To learn more about the needs of coffee drinkers, they interviewed several people and discovered that they actually spill a lot of coffee. “Almost all of them had spilled coffee once in their life and it was horrible for them.” So they designed a paper cup with an origami-like lid that would stay closed when dropped from a few feet. Here’s a video of the cup being dropped:
The design went through a few changes to make it more manufacturing- and user-friendly. The version they settled on is designed with both baristas and the customers in mind. “This means that it is easy to fold, easy to drink, easy to reopen, easy to stack, and even has two corners to hang a tea bag,” said Chan. “It is also potentially cheaper than the cup-lid combination.”

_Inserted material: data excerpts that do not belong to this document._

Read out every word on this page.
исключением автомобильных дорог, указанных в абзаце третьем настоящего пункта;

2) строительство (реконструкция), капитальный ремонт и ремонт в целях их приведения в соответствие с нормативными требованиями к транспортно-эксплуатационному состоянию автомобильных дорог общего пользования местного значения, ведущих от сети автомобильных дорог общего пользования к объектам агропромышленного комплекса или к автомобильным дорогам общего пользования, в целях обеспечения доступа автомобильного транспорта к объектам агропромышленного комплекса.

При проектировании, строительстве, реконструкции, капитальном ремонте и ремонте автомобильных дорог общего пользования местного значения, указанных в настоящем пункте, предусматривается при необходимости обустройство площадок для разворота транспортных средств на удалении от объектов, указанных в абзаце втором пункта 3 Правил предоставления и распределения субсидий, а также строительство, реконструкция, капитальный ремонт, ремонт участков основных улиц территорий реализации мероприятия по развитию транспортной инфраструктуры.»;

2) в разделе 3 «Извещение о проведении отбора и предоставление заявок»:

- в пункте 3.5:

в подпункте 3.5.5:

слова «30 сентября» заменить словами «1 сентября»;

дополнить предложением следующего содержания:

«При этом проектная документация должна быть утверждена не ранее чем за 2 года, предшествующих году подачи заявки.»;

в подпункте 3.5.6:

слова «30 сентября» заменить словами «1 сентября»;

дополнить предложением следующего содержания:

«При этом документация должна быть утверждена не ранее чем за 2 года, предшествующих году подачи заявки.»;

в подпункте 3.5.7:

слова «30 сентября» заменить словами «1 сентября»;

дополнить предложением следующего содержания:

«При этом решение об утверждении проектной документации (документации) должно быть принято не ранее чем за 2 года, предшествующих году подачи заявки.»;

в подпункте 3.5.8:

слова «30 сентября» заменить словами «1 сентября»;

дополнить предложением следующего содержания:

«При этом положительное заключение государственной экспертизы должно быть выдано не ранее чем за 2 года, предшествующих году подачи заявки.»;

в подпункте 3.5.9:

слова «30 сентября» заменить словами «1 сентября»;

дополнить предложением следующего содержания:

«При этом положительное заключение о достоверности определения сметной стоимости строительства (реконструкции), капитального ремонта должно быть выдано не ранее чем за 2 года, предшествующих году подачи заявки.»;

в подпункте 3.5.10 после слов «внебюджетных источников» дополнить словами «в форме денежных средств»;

A batch of samples should be in the hands of potential customers for testing soon. Chan also wants to work on the eco-friendliness of the paper used to make the cup; he’s hoping to use an eco-friendly waterproof coating that will make the entire cup recyclable or compostable. “If we do that, we need to identify a system to recollect the cups,” says Chan. We’re working on all of that.”
We were a proud sponsor of Trash Talk City’s latest pitch competiton. Talk Trash City is a series of fun, energetic conversations intended to critique fresh ideas about handling New York City’s waste. Past participants in the organization’s competitions include Toast Ale and RISE Products, two food-waste reducing start-ups.